Do we know everything that packaging labels should include?
Here is an example to show how important it is to read labels; some non-fat yoghurts can have almost twice as much sugar as unsweetened yoghurt, so the term “non-fat” can lead to confusion: the amount of fat is reduced, the levels of sugar and salt are increased and that’s it; the same can happen with “light” or “organic” foods of all kinds, removing fat and increasing sugar is quite common.
And what information do packaged food labels have to give us? Let’s take a brief look:
- Name: must be descriptive enough to know the content.
- List of ingredients: all ingredients used in the manufacturing process and remaining in the final product are listed in order of weight (from most to least). Not applicable to single ingredient products. All added additives must be included: colouring agents (E-100), preservatives (E-200), antioxidants (E-300), spices (E-400), acidity regulators (E-500) and flavour enhancers (E-600).
- Allergens: substances causing allergies or intolerances should be highlighted. There are 14 ingredients to be listed if present: cereals containing gluten, nuts, fish, milk and milk derivatives (including lactose), soya, crustaceans, molluscs, eggs, peanuts, celery, mustard, sesame, lupins and sulphites.
- Net quantity: the actual weight or volume of the contents.
- Date of minimum durability, use-by date: The date of minimum durability reflects the period during which the food retains its properties and appears as “best before…” or “best before the end of…”. The best-before date appears on perishable products, such as fresh fish or minced meat as “best-before date…”. In the case of frozen meat and fishery products, the “date of freezing” is included (click to download the EU information leaflet).

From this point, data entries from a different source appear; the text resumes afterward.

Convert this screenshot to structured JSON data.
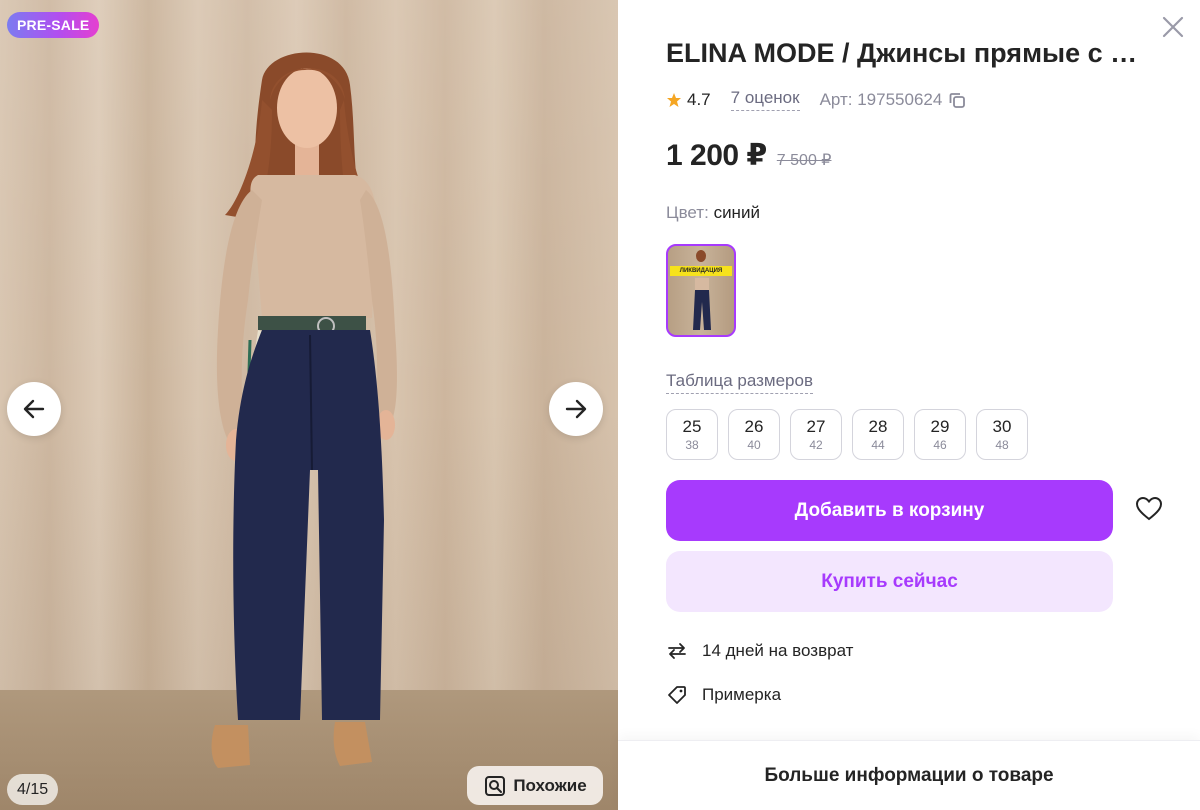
{
  "gallery": {
    "badge": "PRE-SALE",
    "counter": "4/15",
    "similar_label": "Похожие",
    "prev_icon": "arrow-left-icon",
    "next_icon": "arrow-right-icon"
  },
  "product": {
    "title": "ELINA MODE / Джинсы прямые с …",
    "rating": "4.7",
    "reviews": "7 оценок",
    "article": "Арт: 197550624",
    "price": "1 200 ₽",
    "old_price": "7 500 ₽",
    "color_label": "Цвет:",
    "color_value": "синий",
    "swatch_tag": "ЛИКВИДАЦИЯ",
    "size_table_label": "Таблица размеров",
    "sizes": [
      {
        "ru": "25",
        "eu": "38"
      },
      {
        "ru": "26",
        "eu": "40"
      },
      {
        "ru": "27",
        "eu": "42"
      },
      {
        "ru": "28",
        "eu": "44"
      },
      {
        "ru": "29",
        "eu": "46"
      },
      {
        "ru": "30",
        "eu": "48"
      }
    ]
  },
  "actions": {
    "add_to_cart": "Добавить в корзину",
    "buy_now": "Купить сейчас"
  },
  "features": {
    "return": "14 дней на возврат",
    "fitting": "Примерка"
  },
  "footer": {
    "more_info": "Больше информации о товаре"
  },
  "colors": {
    "accent": "#a73afd",
    "accent_light": "#f3e6fe",
    "star": "#f5a623"
  }
}
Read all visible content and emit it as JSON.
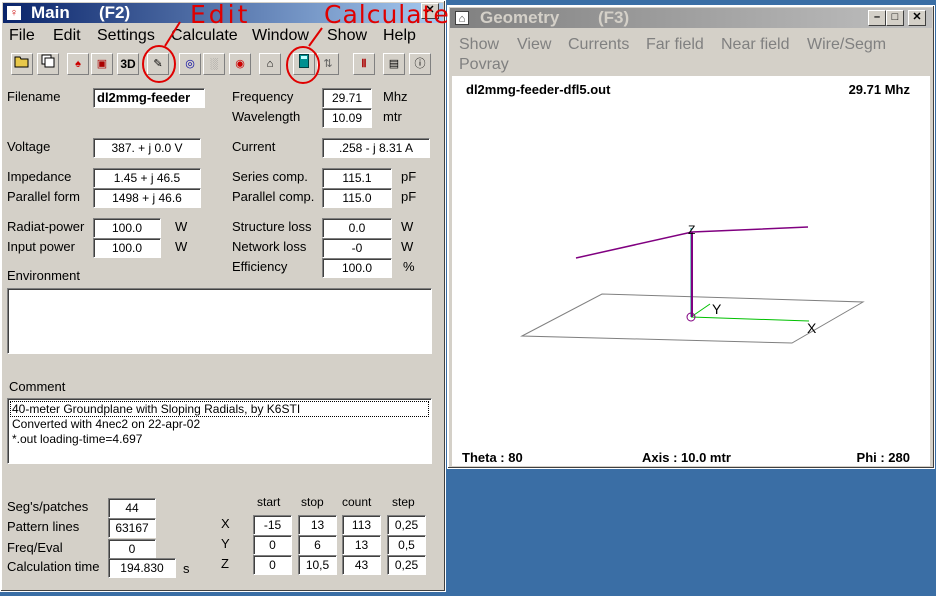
{
  "main": {
    "title": "Main",
    "hotkey": "(F2)",
    "menu": [
      "File",
      "Edit",
      "Settings",
      "Calculate",
      "Window",
      "Show",
      "Help"
    ],
    "toolbar_icons": [
      "open-icon",
      "copy-icon",
      "bulb-icon",
      "cube-icon",
      "3d-icon",
      "edit-icon",
      "radiation-icon",
      "pattern-icon",
      "target-icon",
      "geometry-icon",
      "calculate-icon",
      "swap-icon",
      "settings-icon",
      "book-icon",
      "help-icon"
    ],
    "toolbar_3d_label": "3D",
    "filename_label": "Filename",
    "filename_value": "dl2mmg-feeder",
    "frequency_label": "Frequency",
    "frequency_value": "29.71",
    "frequency_unit": "Mhz",
    "wavelength_label": "Wavelength",
    "wavelength_value": "10.09",
    "wavelength_unit": "mtr",
    "voltage_label": "Voltage",
    "voltage_value": "387. + j 0.0 V",
    "current_label": "Current",
    "current_value": ".258 - j 8.31 A",
    "impedance_label": "Impedance",
    "impedance_value": "1.45 + j 46.5",
    "parallel_form_label": "Parallel form",
    "parallel_form_value": "1498 + j 46.6",
    "series_comp_label": "Series comp.",
    "series_comp_value": "115.1",
    "series_comp_unit": "pF",
    "parallel_comp_label": "Parallel comp.",
    "parallel_comp_value": "115.0",
    "parallel_comp_unit": "pF",
    "radiat_power_label": "Radiat-power",
    "radiat_power_value": "100.0",
    "radiat_power_unit": "W",
    "input_power_label": "Input power",
    "input_power_value": "100.0",
    "input_power_unit": "W",
    "structure_loss_label": "Structure loss",
    "structure_loss_value": "0.0",
    "structure_loss_unit": "W",
    "network_loss_label": "Network loss",
    "network_loss_value": "-0",
    "network_loss_unit": "W",
    "efficiency_label": "Efficiency",
    "efficiency_value": "100.0",
    "efficiency_unit": "%",
    "environment_label": "Environment",
    "comment_label": "Comment",
    "comment_lines": [
      "40-meter Groundplane with Sloping Radials, by K6STI",
      "Converted with 4nec2 on 22-apr-02",
      "*.out loading-time=4.697"
    ],
    "segs_label": "Seg's/patches",
    "segs_value": "44",
    "pattern_lines_label": "Pattern lines",
    "pattern_lines_value": "63167",
    "freq_eval_label": "Freq/Eval",
    "freq_eval_value": "0",
    "calc_time_label": "Calculation time",
    "calc_time_value": "194.830",
    "calc_time_unit": "s",
    "grid_headers": [
      "start",
      "stop",
      "count",
      "step"
    ],
    "grid_rows": [
      {
        "axis": "X",
        "start": "-15",
        "stop": "13",
        "count": "113",
        "step": "0,25"
      },
      {
        "axis": "Y",
        "start": "0",
        "stop": "6",
        "count": "13",
        "step": "0,5"
      },
      {
        "axis": "Z",
        "start": "0",
        "stop": "10,5",
        "count": "43",
        "step": "0,25"
      }
    ]
  },
  "annotations": {
    "edit": "Edit",
    "calculate": "Calculate"
  },
  "geometry": {
    "title": "Geometry",
    "hotkey": "(F3)",
    "menu": [
      "Show",
      "View",
      "Currents",
      "Far field",
      "Near field",
      "Wire/Segm",
      "Povray"
    ],
    "filename": "dl2mmg-feeder-dfl5.out",
    "frequency": "29.71 Mhz",
    "theta": "Theta : 80",
    "axis": "Axis : 10.0 mtr",
    "phi": "Phi : 280",
    "axis_labels": {
      "x": "X",
      "y": "Y",
      "z": "Z"
    }
  },
  "colors": {
    "annotation": "#e00000",
    "title_active": "#0a246a",
    "wire": "#800080",
    "x_axis": "#00c000",
    "z_axis": "#008080"
  }
}
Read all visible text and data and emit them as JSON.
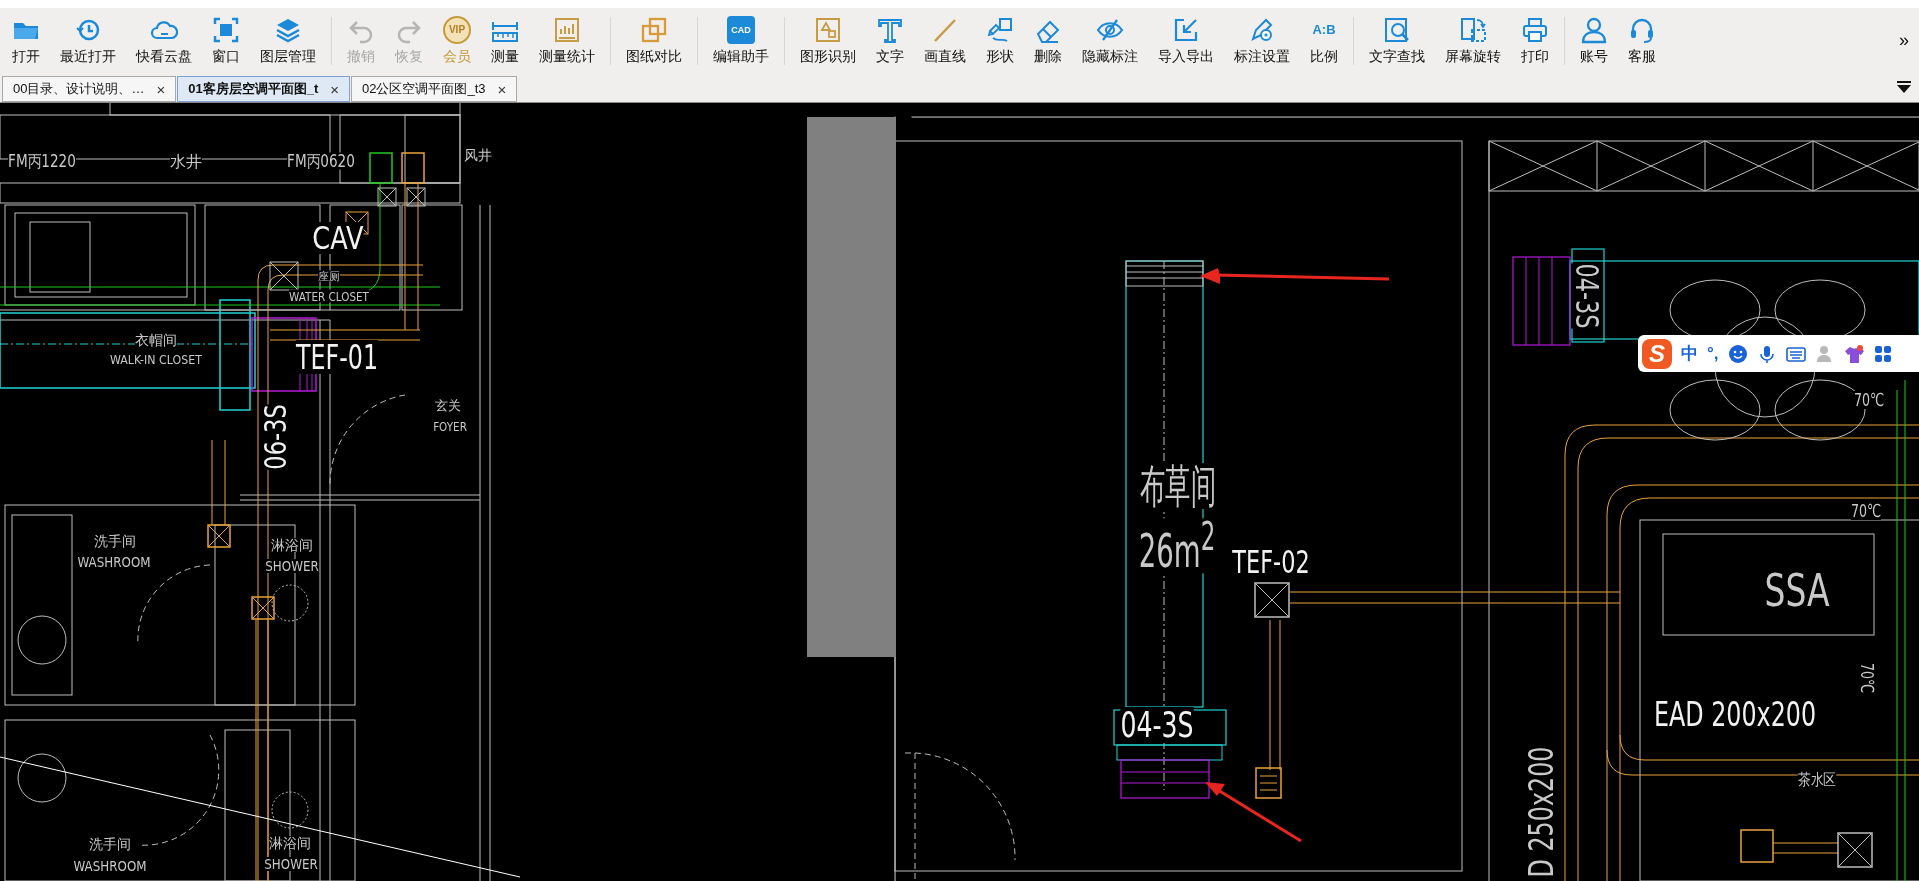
{
  "toolbar": {
    "groups": [
      [
        {
          "label": "打开",
          "kind": "plain",
          "disabled": false
        },
        {
          "label": "最近打开",
          "kind": "plain",
          "disabled": false
        },
        {
          "label": "快看云盘",
          "kind": "plain",
          "disabled": false
        },
        {
          "label": "窗口",
          "kind": "plain",
          "disabled": false
        },
        {
          "label": "图层管理",
          "kind": "plain",
          "disabled": false
        }
      ],
      [
        {
          "label": "撤销",
          "kind": "plain",
          "disabled": true
        },
        {
          "label": "恢复",
          "kind": "plain",
          "disabled": true
        },
        {
          "label": "会员",
          "badge": "VIP",
          "kind": "vip",
          "disabled": false
        },
        {
          "label": "测量",
          "kind": "plain",
          "disabled": false
        },
        {
          "label": "测量统计",
          "kind": "plain",
          "disabled": false
        }
      ],
      [
        {
          "label": "图纸对比",
          "kind": "plain",
          "disabled": false
        }
      ],
      [
        {
          "label": "编辑助手",
          "badge": "CAD",
          "kind": "app",
          "disabled": false
        }
      ],
      [
        {
          "label": "图形识别",
          "kind": "plain",
          "disabled": false
        },
        {
          "label": "文字",
          "kind": "plain",
          "disabled": false
        },
        {
          "label": "画直线",
          "kind": "plain",
          "disabled": false
        },
        {
          "label": "形状",
          "kind": "plain",
          "disabled": false
        },
        {
          "label": "删除",
          "kind": "plain",
          "disabled": false
        },
        {
          "label": "隐藏标注",
          "kind": "plain",
          "disabled": false
        },
        {
          "label": "导入导出",
          "kind": "plain",
          "disabled": false
        },
        {
          "label": "标注设置",
          "kind": "plain",
          "disabled": false
        },
        {
          "label": "比例",
          "badge": "A:B",
          "kind": "plain",
          "disabled": false
        }
      ],
      [
        {
          "label": "文字查找",
          "kind": "plain",
          "disabled": false
        },
        {
          "label": "屏幕旋转",
          "kind": "plain",
          "disabled": false
        },
        {
          "label": "打印",
          "kind": "plain",
          "disabled": false
        }
      ],
      [
        {
          "label": "账号",
          "kind": "plain",
          "disabled": false
        },
        {
          "label": "客服",
          "kind": "plain",
          "disabled": false
        }
      ]
    ],
    "more": "»"
  },
  "tabs": [
    {
      "label": "00目录、设计说明、…",
      "close": "×",
      "selected": false
    },
    {
      "label": "01客房层空调平面图_t",
      "close": "×",
      "selected": true
    },
    {
      "label": "02公区空调平面图_t3",
      "close": "×",
      "selected": false
    }
  ],
  "drawing": {
    "labels": [
      {
        "text": "FM丙1220"
      },
      {
        "text": "水井"
      },
      {
        "text": "FM丙0620"
      },
      {
        "text": "风井"
      },
      {
        "text": "CAV"
      },
      {
        "text": "座厕"
      },
      {
        "text": "WATER CLOSET"
      },
      {
        "text": "衣帽间"
      },
      {
        "text": "WALK-IN CLOSET"
      },
      {
        "text": "TEF-01"
      },
      {
        "text": "06-3S"
      },
      {
        "text": "玄关"
      },
      {
        "text": "FOYER"
      },
      {
        "text": "洗手间"
      },
      {
        "text": "WASHROOM"
      },
      {
        "text": "淋浴间"
      },
      {
        "text": "SHOWER"
      },
      {
        "text": "洗手间"
      },
      {
        "text": "WASHROOM"
      },
      {
        "text": "淋浴间"
      },
      {
        "text": "SHOWER"
      },
      {
        "text": "布草间"
      },
      {
        "text": "26m$^{2}$"
      },
      {
        "text": "TEF-02"
      },
      {
        "text": "04-3S"
      },
      {
        "text": "SSA"
      },
      {
        "text": "EAD 200x200"
      },
      {
        "text": "茶水区"
      },
      {
        "text": "70℃"
      },
      {
        "text": "70℃"
      },
      {
        "text": "70℃"
      },
      {
        "text": "D 250x200"
      },
      {
        "text": "04-3S"
      }
    ]
  },
  "ime_bar": {
    "logo": "S",
    "mode": "中",
    "punctuation": "°,"
  }
}
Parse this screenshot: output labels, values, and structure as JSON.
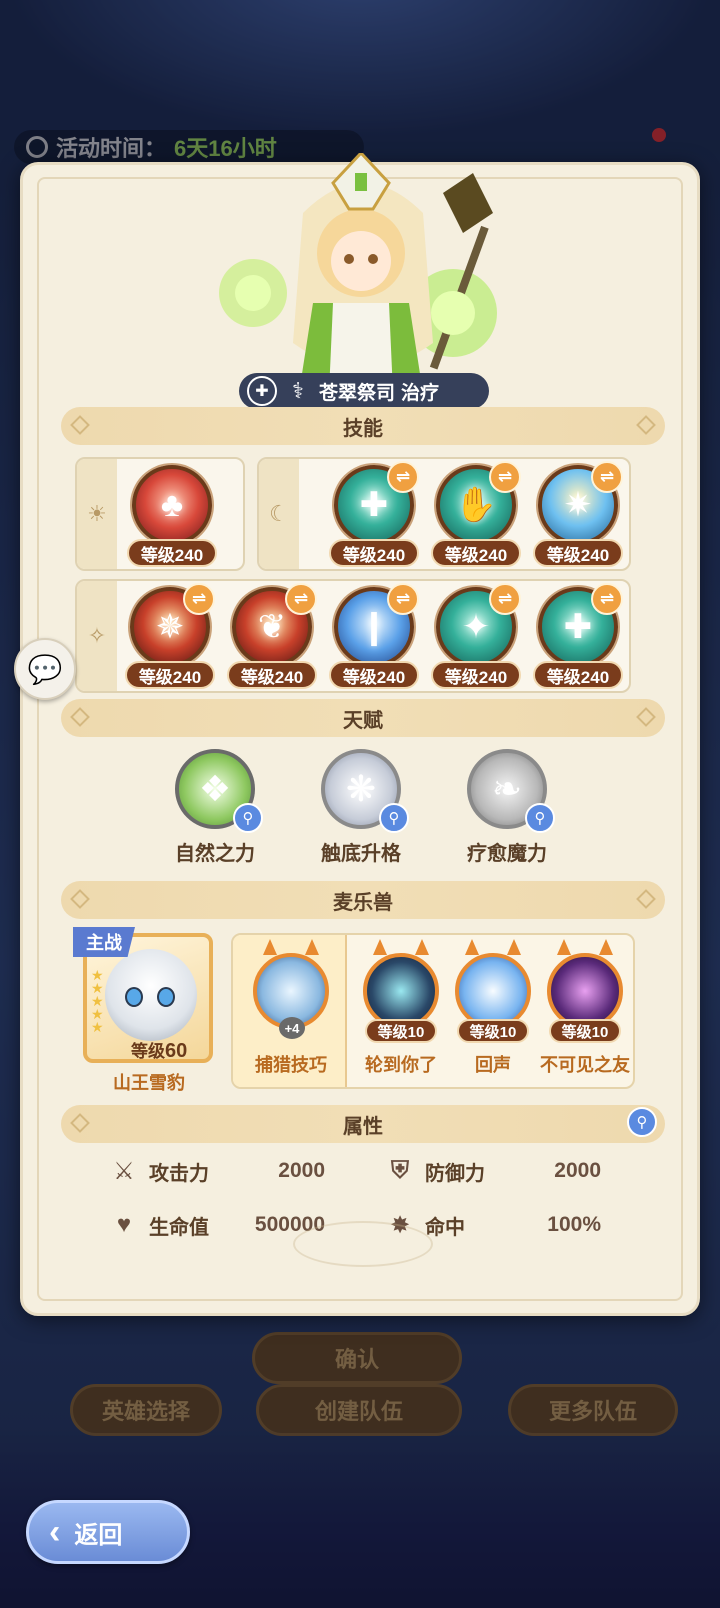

- Special storage conditions: shall always be indicated when the food has special requirements.
- Details of the company responsible: name or company name and address.
- Country of origin or place of origin: only in some circumstances and always in pork, goat, sheep and poultry meat; it is important to distinguish the origin of the original product and the origin of the packaged product, for example, you can find Peruvian asparagus packaged in Navarre and think that it is a product “from Navarre”.
- How to use: whenever necessary.
- Alcoholic strength: whenever beverages contain more than 1,2 % alcohol by volume, this must be indicated by ‘% vol’.
- Nutritional information: one of the most important contents to know what we are eating. All food packaged after 13 December 2016 must indicate energy value and the amounts of fat, saturated fat, carbohydrates, sugars, protein and salt (click to download the Community of Madrid nutrition information leaflet).
Additionally, some foods must include the batch number (identified by the letter L) and others may conform to specific regulations.
With this information it is easier to identify the products we actually buy and it is a good habit to always check it to avoid surprises. Of course, this does not mean that we should be alarmist and think that manufacturers and producers are cheating (e.g. additives are not necessarily bad) but it is always good to know as much as possible about our food.